Groupe Mialet

25 MARS 2005, PATRICK HERVIEU
 
   

QUAND PERDRE UN DOSSIER D’INSTRUCTION
ET SON DOUBLE N’EST PAS REPREHENSIBLE

Madame BOIZETTE, à l’époque juge d’instruction à la section financière du parquet de Paris, a été saisie en 1992 de l’instruction d’une plainte avec constitution de partie civile pour faux et usage de faux en écriture de commerce et complicité.

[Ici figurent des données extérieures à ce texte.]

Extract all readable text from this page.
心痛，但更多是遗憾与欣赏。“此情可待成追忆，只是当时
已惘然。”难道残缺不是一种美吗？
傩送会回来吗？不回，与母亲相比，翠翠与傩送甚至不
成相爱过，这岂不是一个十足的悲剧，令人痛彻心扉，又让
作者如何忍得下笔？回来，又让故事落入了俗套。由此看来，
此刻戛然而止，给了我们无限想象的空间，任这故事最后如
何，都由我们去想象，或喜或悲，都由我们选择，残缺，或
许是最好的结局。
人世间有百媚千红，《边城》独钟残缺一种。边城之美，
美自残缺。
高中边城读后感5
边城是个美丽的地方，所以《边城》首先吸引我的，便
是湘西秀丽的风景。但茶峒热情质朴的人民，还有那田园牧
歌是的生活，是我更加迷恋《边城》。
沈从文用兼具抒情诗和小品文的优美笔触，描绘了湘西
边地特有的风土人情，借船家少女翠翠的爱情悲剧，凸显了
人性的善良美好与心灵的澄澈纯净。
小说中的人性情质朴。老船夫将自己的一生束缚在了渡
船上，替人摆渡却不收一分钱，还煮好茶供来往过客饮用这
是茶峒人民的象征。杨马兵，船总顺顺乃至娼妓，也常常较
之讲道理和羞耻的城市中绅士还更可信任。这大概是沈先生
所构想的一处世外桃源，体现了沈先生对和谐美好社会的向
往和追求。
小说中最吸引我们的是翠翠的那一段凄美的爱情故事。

Cette plainte avait été déposée par Maître INCHAUSPE, mon avocat, en mai 1991. Il m’en avait coûté 10.000 francs de consignation.

Je n’ai plus entendu parler de madame BOIZETTE jusqu’au 1er août 2003 et la communication par monsieur le Député WARSMANN d’une lettre à la signature personnelle de monsieur PERBEN, déclarant que le dossier d’instruction et son double avaient été perdus en 1995 par madame BOIZETTE.

Fort de cette information, a priori de bonne source, j’ai déposé une deuxième plainte, cette fois-ci pour déni de justice (non instruction de la plainte) et escroquerie aggravée (non restitution de la consignation).

Ma deuxième plainte a été instruite par monsieur le juge PERIES. Elle a abouti le 29 janvier 2004 à une ordonnance de non-lieu dont j ne résiste pas au plaisir de citer l’un des derniers attendus : « les éléments constitutifs d’un déni de justice ne sont pas constitués faute de "réquisitions" adressées au magistrat d’avoir à statuer et de persévérance de celui-ci dans le déni après injonction ou avertissement de son supérieur » ; Madame BOIZETTE, après la perte de ce dossier et de son double, est devenue doyenne des juges d’instruction du pôle financier du TGI de PARIS. Elle est aujourd’hui présidente d’une des chambres d’accusation de PARIS.

De cette aventure, loin d’être terminée, je tire les conclusions suivantes qui me paraissent indiscutables :
1) Que si vous substituez à la juge précitée n’importe quel cadre d’entreprises, la faute lourde constituée par la perte d’un dossier et de son double est un motif que n’importe quel prud’homme considérerait comme valablement constitué pour un licenciement. Pas quand on est juge et je me demande même si ce n’est pas un facteur de promotion.

2) Qu’un déni de justice dans ce pays n’est pas constitué par le fait de refuser la Justice à une partie civile, mais par le fait de ne pas obéir à son supérieur, ce que j’ignorais et avec moi tous ceux qui, selon la formule consacrée, « font confiance à la justice de leur pays », formule que l’expérience et la pratique m’ont appris à ne plus faire mienne depuis longtemps.

3) Que le premier emploi fictif de France est celui de garde des sceaux qui n’exerce même pas les fonctions et n’assume pas les responsabilités d’un DRH.